Ce magazine a spécifiquement commandité une étude indiquant que beaucoup d’Allemands sont en faveur d’une plus grande indépendance vis-à-vis des Etats-Unis et pour une coopération renforcée avec la Russie. « Bien des choses se sont passées ces dernières années : la guerre en Irak, Guantanamo, les exécutions par drones, la crise financière, la NSA, la peur de Google », écrit Der Spiegel.

L’article préconise un rôle géopolitique plus actif de l’Allemagne et affirme: « L’exigence d’une plus grande responsabilité pour l’Allemagne est unanime à l’étranger. » Et si par conséquent elle est sévèrement prise à partie – comme tout autre puissance dirigeante… c’est là un prix à payer. »

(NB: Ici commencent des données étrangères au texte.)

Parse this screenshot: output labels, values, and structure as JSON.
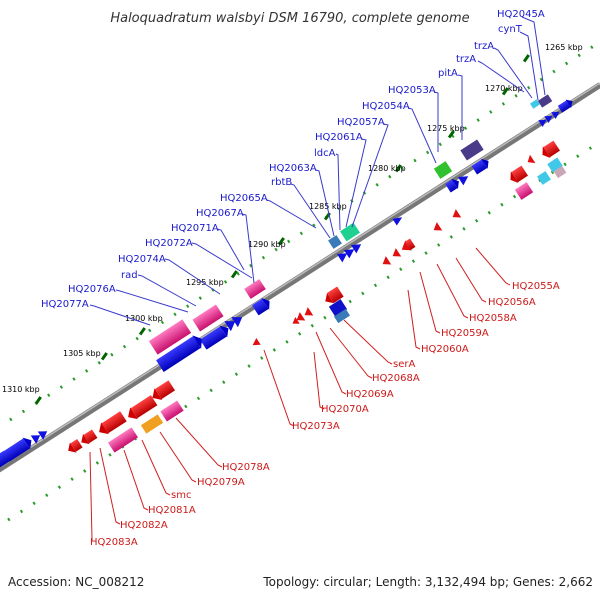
{
  "title": "Haloquadratum walsbyi DSM 16790, complete genome",
  "footer": {
    "accession": "Accession: NC_008212",
    "summary": "Topology: circular; Length: 3,132,494 bp; Genes: 2,662"
  },
  "ticks": [
    "1265 kbp",
    "1270 kbp",
    "1275 kbp",
    "1280 kbp",
    "1285 kbp",
    "1290 kbp",
    "1295 kbp",
    "1300 kbp",
    "1305 kbp",
    "1310 kbp"
  ],
  "top_strand_labels": [
    "HQ2045A",
    "cynT",
    "trzA",
    "trzA",
    "pitA",
    "HQ2053A",
    "HQ2054A",
    "HQ2057A",
    "HQ2061A",
    "ldcA",
    "HQ2063A",
    "rbtB",
    "HQ2065A",
    "HQ2067A",
    "HQ2071A",
    "HQ2072A",
    "HQ2074A",
    "rad",
    "HQ2076A",
    "HQ2077A"
  ],
  "bottom_strand_labels": [
    "HQ2055A",
    "HQ2056A",
    "HQ2058A",
    "HQ2059A",
    "HQ2060A",
    "serA",
    "HQ2068A",
    "HQ2069A",
    "HQ2070A",
    "HQ2073A",
    "HQ2078A",
    "HQ2079A",
    "smc",
    "HQ2081A",
    "HQ2082A",
    "HQ2083A"
  ],
  "colors": {
    "forward_gene": "#1010e0",
    "reverse_gene": "#e01010",
    "pink_gene": "#e0308a",
    "backbone": "#777777",
    "dots": "#2a9a2a",
    "top_label": "#1a1acc",
    "bottom_label": "#cc1a1a"
  }
}
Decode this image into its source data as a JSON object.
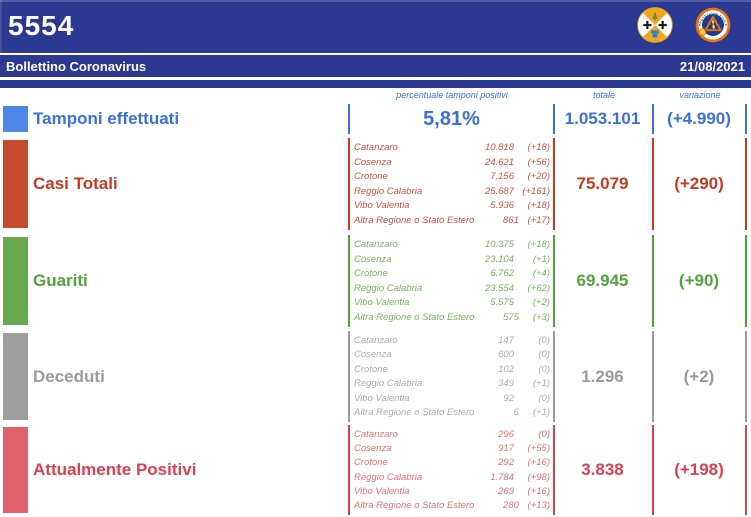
{
  "header": {
    "code": "5554"
  },
  "title_bar": {
    "title": "Bollettino Coronavirus",
    "date": "21/08/2021"
  },
  "columns": {
    "percent_header": "percentuale tamponi positivi",
    "total_header": "totale",
    "variation_header": "variazione"
  },
  "logos": {
    "calabria_name": "Regione Calabria",
    "protezione_text_top": "PROTEZIONE CIVILE",
    "protezione_text_bottom": "Regione Calabria"
  },
  "theme": {
    "header_blue": "#2b3990",
    "background": "#ffffff"
  },
  "rows": [
    {
      "id": "tamponi",
      "title": "Tamponi effettuati",
      "percent": "5,81%",
      "total": "1.053.101",
      "variation": "(+4.990)",
      "colors": {
        "swatch": "#4d88e8",
        "title": "#3b70d9",
        "list": "#3b70d9",
        "line": "#3b70d9"
      }
    },
    {
      "id": "casi",
      "title": "Casi Totali",
      "total": "75.079",
      "variation": "(+290)",
      "colors": {
        "swatch": "#c54a2e",
        "title": "#c43a25",
        "list": "#cb5140",
        "line": "#c43a25"
      },
      "details": [
        {
          "name": "Catanzaro",
          "value": "10.818",
          "delta": "(+18)"
        },
        {
          "name": "Cosenza",
          "value": "24.621",
          "delta": "(+56)"
        },
        {
          "name": "Crotone",
          "value": "7.156",
          "delta": "(+20)"
        },
        {
          "name": "Reggio Calabria",
          "value": "25.687",
          "delta": "(+161)"
        },
        {
          "name": "Vibo Valentia",
          "value": "5.936",
          "delta": "(+18)"
        },
        {
          "name": "Altra Regione o Stato Estero",
          "value": "861",
          "delta": "(+17)"
        }
      ]
    },
    {
      "id": "guariti",
      "title": "Guariti",
      "total": "69.945",
      "variation": "(+90)",
      "colors": {
        "swatch": "#69a84f",
        "title": "#53a23e",
        "list": "#77b15f",
        "line": "#53a23e"
      },
      "details": [
        {
          "name": "Catanzaro",
          "value": "10.375",
          "delta": "(+18)"
        },
        {
          "name": "Cosenza",
          "value": "23.104",
          "delta": "(+1)"
        },
        {
          "name": "Crotone",
          "value": "6.762",
          "delta": "(+4)"
        },
        {
          "name": "Reggio Calabria",
          "value": "23.554",
          "delta": "(+62)"
        },
        {
          "name": "Vibo Valentia",
          "value": "5.575",
          "delta": "(+2)"
        },
        {
          "name": "Altra Regione o Stato Estero",
          "value": "575",
          "delta": "(+3)"
        }
      ]
    },
    {
      "id": "deceduti",
      "title": "Deceduti",
      "total": "1.296",
      "variation": "(+2)",
      "colors": {
        "swatch": "#9e9e9e",
        "title": "#9b9b9b",
        "list": "#ababab",
        "line": "#9b9b9b"
      },
      "details": [
        {
          "name": "Catanzaro",
          "value": "147",
          "delta": "(0)"
        },
        {
          "name": "Cosenza",
          "value": "600",
          "delta": "(0)"
        },
        {
          "name": "Crotone",
          "value": "102",
          "delta": "(0)"
        },
        {
          "name": "Reggio Calabria",
          "value": "349",
          "delta": "(+1)"
        },
        {
          "name": "Vibo Valentia",
          "value": "92",
          "delta": "(0)"
        },
        {
          "name": "Altra Regione o Stato Estero",
          "value": "6",
          "delta": "(+1)"
        }
      ]
    },
    {
      "id": "positivi",
      "title": "Attualmente Positivi",
      "total": "3.838",
      "variation": "(+198)",
      "colors": {
        "swatch": "#e0616b",
        "title": "#d8414f",
        "list": "#e17173",
        "line": "#d8414f"
      },
      "details": [
        {
          "name": "Catanzaro",
          "value": "296",
          "delta": "(0)"
        },
        {
          "name": "Cosenza",
          "value": "917",
          "delta": "(+55)"
        },
        {
          "name": "Crotone",
          "value": "292",
          "delta": "(+16)"
        },
        {
          "name": "Reggio Calabria",
          "value": "1.784",
          "delta": "(+98)"
        },
        {
          "name": "Vibo Valentia",
          "value": "269",
          "delta": "(+16)"
        },
        {
          "name": "Altra Regione o Stato Estero",
          "value": "280",
          "delta": "(+13)"
        }
      ]
    }
  ]
}
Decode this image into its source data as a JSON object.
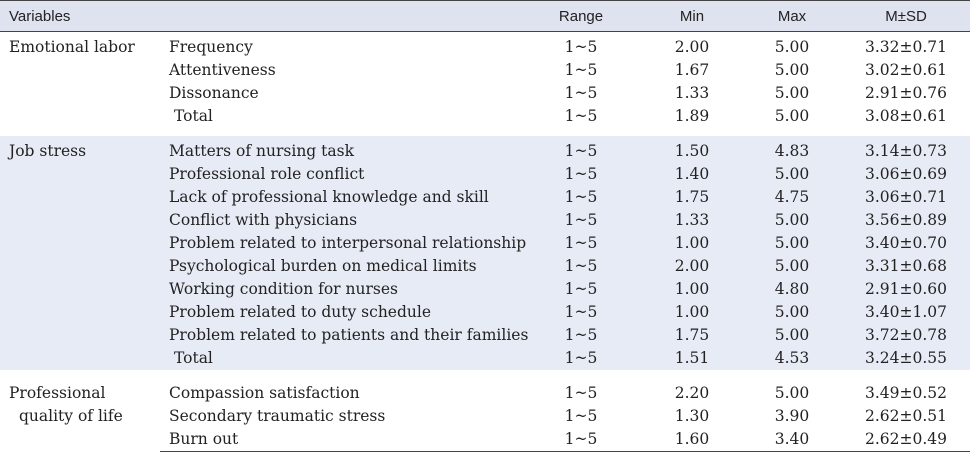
{
  "header": {
    "variables": "Variables",
    "range": "Range",
    "min": "Min",
    "max": "Max",
    "msd": "M±SD"
  },
  "groups": [
    {
      "name": "Emotional labor",
      "rows": [
        {
          "item": "Frequency",
          "range": "1~5",
          "min": "2.00",
          "max": "5.00",
          "msd": "3.32±0.71"
        },
        {
          "item": "Attentiveness",
          "range": "1~5",
          "min": "1.67",
          "max": "5.00",
          "msd": "3.02±0.61"
        },
        {
          "item": "Dissonance",
          "range": "1~5",
          "min": "1.33",
          "max": "5.00",
          "msd": "2.91±0.76"
        },
        {
          "item": "Total",
          "range": "1~5",
          "min": "1.89",
          "max": "5.00",
          "msd": "3.08±0.61"
        }
      ]
    },
    {
      "name": "Job stress",
      "rows": [
        {
          "item": "Matters of nursing task",
          "range": "1~5",
          "min": "1.50",
          "max": "4.83",
          "msd": "3.14±0.73"
        },
        {
          "item": "Professional role conflict",
          "range": "1~5",
          "min": "1.40",
          "max": "5.00",
          "msd": "3.06±0.69"
        },
        {
          "item": "Lack of professional knowledge and skill",
          "range": "1~5",
          "min": "1.75",
          "max": "4.75",
          "msd": "3.06±0.71"
        },
        {
          "item": "Conflict with physicians",
          "range": "1~5",
          "min": "1.33",
          "max": "5.00",
          "msd": "3.56±0.89"
        },
        {
          "item": "Problem related to interpersonal relationship",
          "range": "1~5",
          "min": "1.00",
          "max": "5.00",
          "msd": "3.40±0.70"
        },
        {
          "item": "Psychological burden on medical limits",
          "range": "1~5",
          "min": "2.00",
          "max": "5.00",
          "msd": "3.31±0.68"
        },
        {
          "item": "Working condition for nurses",
          "range": "1~5",
          "min": "1.00",
          "max": "4.80",
          "msd": "2.91±0.60"
        },
        {
          "item": "Problem related to duty schedule",
          "range": "1~5",
          "min": "1.00",
          "max": "5.00",
          "msd": "3.40±1.07"
        },
        {
          "item": "Problem related to patients and their families",
          "range": "1~5",
          "min": "1.75",
          "max": "5.00",
          "msd": "3.72±0.78"
        },
        {
          "item": "Total",
          "range": "1~5",
          "min": "1.51",
          "max": "4.53",
          "msd": "3.24±0.55"
        }
      ]
    },
    {
      "name_line1": "Professional",
      "name_line2": "quality of life",
      "rows": [
        {
          "item": "Compassion satisfaction",
          "range": "1~5",
          "min": "2.20",
          "max": "5.00",
          "msd": "3.49±0.52"
        },
        {
          "item": "Secondary traumatic stress",
          "range": "1~5",
          "min": "1.30",
          "max": "3.90",
          "msd": "2.62±0.51"
        },
        {
          "item": "Burn out",
          "range": "1~5",
          "min": "1.60",
          "max": "3.40",
          "msd": "2.62±0.49"
        }
      ]
    }
  ]
}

L’article conclut en disant que « rompre l’alliance avec l’Occident n’est pas une option » mais que néanmoins l’« Allemagne pourrait se rendre plus indépendante par rapport aux Etats-Unis ».

L’Allemagne « a grandi au cours des vingt dernières années. Elle ne peut plus se cacher derrière les autres. Au contraire l’Allemagne peut guider l’Europe vers un rôle politique indépendant. » Pour l’Amérique une telle Allemagne « n’est peut-être pas un partenaire facile, mais au bout du compte c’est plus un soulagement qu’une menace. »

Le fait que cela ne soit pas vrai a déjà été démontré par l’espionnage intensif pratiqué sur l’Allemagne par les Etats-Unis et que le ministre allemand de l’Intérieur tente à présent de contrer en faisant espionner les Etats-Unis par les services secrets allemands. Les tensions grandissantes entre l’Allemagne et les Etats-Unis qui se sont combattus au cours de deux guerres mondiales est le résultat de la crise croissante du capitalisme mondial, qui a exacerbé les tensions de classe et les conflits nationaux et conduit inexorablement à la guerre.

La seule force sociale qui puisse l’empêcher est la classe ouvrière internationale. Elle ne doit pas se subordonner à l’anti-américanisme de la bourgeoisie allemande et européenne, ni aux objectifs impérialistes de la bourgeoisie américaine. Elle doit s’unir internationalement pour s’opposer à l’impérialisme montant et combiner la lutte contre la guerre à la lutte pour le socialisme.